PDA

View Full Version : output UTF?



mikro
18th May 2006, 22:27
hi,
i have written an app, that is able to output the SQLite-DBs content to an SQL-File and also read this.
As all the text in the database is in german where we have Umlaute (special characters like ä) i am getting problems with reading of the SQL-File. Qt seems to expect the file to be UTF. If i convert the file to UTF with my texteditor it works, otherwise i will see garbage instead of my Umlaute.
I am writing the file with
-----
QTextStream out(&file);
out.setGenerateByteOrderMark (true);
out << content;
------
(the second line is new: i am trying to make sure i write UTF, but it doesn't work ;(

i read the file with:
-------
if (!file.open(QIODevice::ReadOnly | QIODevice::Text)) {
QMessageBox::critical(this,tr("Datei konnte nicht geöffnet werden"),tr("Das Öffnen der Datei ist fehlgeschlagen:\n")+fileName);
return;
}
QTextStream in(&file);
--------
From my trial with setGenerateByteOrderMark it seems that now the textfiles i produce look like UTF, but aren't. So either i need a second method for QTextStream to make it really produce UTF or i need something to enable reading of ANSI-Text.

jacek
18th May 2006, 23:02
There are at least three UTF encodings --- which one do you want to use?

Try:
QTextStream out( &file );
out.setCodec( "UTF-8" );
out << content;
...
QTextStream in( &file );
in.setCodec( "UTF-8" );
...

wysota
18th May 2006, 23:31
There are two issues here.

First, SQLite3 accepts UTF-8 and UTF-16, but requires proper methods to be used for inserting data into the database (like using QSQLITE driver or sqlite client library, which is used by QSQLITE too)

Second, sqlite console doesn't support UTF. It may sound crazy but it doesn't do any conversion from what we call a local encoding (like latin1, latin2) to UTF-8 when it passes data to the database. So if you used the sqlite console (sqlite3 application) to enter data, you'll get garbage when reading it using proper methods (meaning, using the client library).

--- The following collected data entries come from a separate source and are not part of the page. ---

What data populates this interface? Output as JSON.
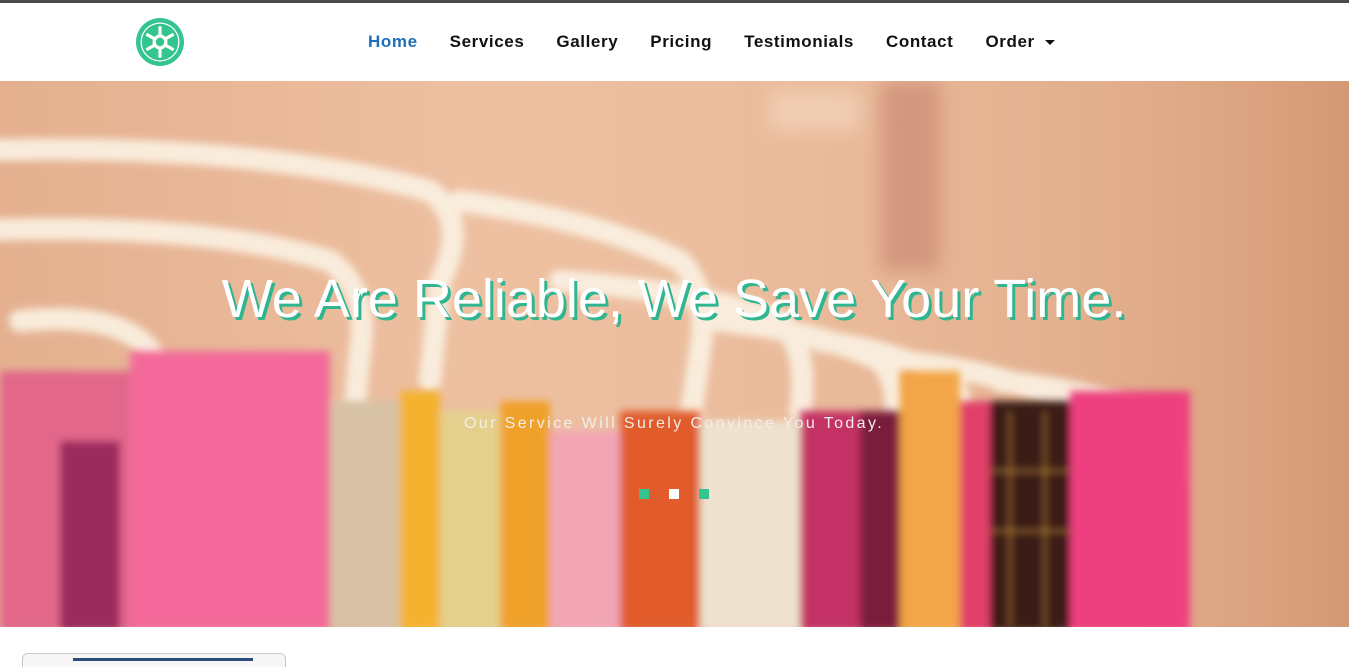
{
  "nav": {
    "logo_icon": "galactic-empire-cog-icon",
    "items": [
      {
        "label": "Home",
        "active": true
      },
      {
        "label": "Services",
        "active": false
      },
      {
        "label": "Gallery",
        "active": false
      },
      {
        "label": "Pricing",
        "active": false
      },
      {
        "label": "Testimonials",
        "active": false
      },
      {
        "label": "Contact",
        "active": false
      },
      {
        "label": "Order",
        "active": false,
        "dropdown": true
      }
    ]
  },
  "hero": {
    "title": "We Are Reliable, We Save Your Time.",
    "subtitle": "Our Service Will Surely Convince You Today.",
    "slides": 3,
    "active_slide": 2
  },
  "colors": {
    "accent": "#33c48f",
    "active_link": "#1e6fb8",
    "text": "#111111"
  }
}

Of course the same stands for reading data from the database. So follow what Jacek has written but also bear in mind to properly access the database, as it may not contain utf-8 characters at all.

mikro
18th May 2006, 23:38
thank you both. Meanwhile i realized, that just the setGenerateByteOrderMark seemed to have worked: there were some bad characters left in my database, so it wasn't my apps fault to export them.
nevertheless i am sure it makes sense to use the setCodec for output. But what about the input? how can i know which format the file is in. As long as it has been generated by my app it's easy, but of course i want to be able to use my importfilter for easily inserting handwritten data as well.
shouldn't Qt automatically convert everything to UTF?

jacek
19th May 2006, 00:00
how can i know which format the file is in
Let the user specify it.


shouldn't Qt automatically convert everything to UTF?
Internally Qt does use Unicode, but when you read something you must tell it what encoding to use (otherwise it will assume that input is encoded using QTextCodec::codecForLocale() or try to guess if it isn't UTF-16).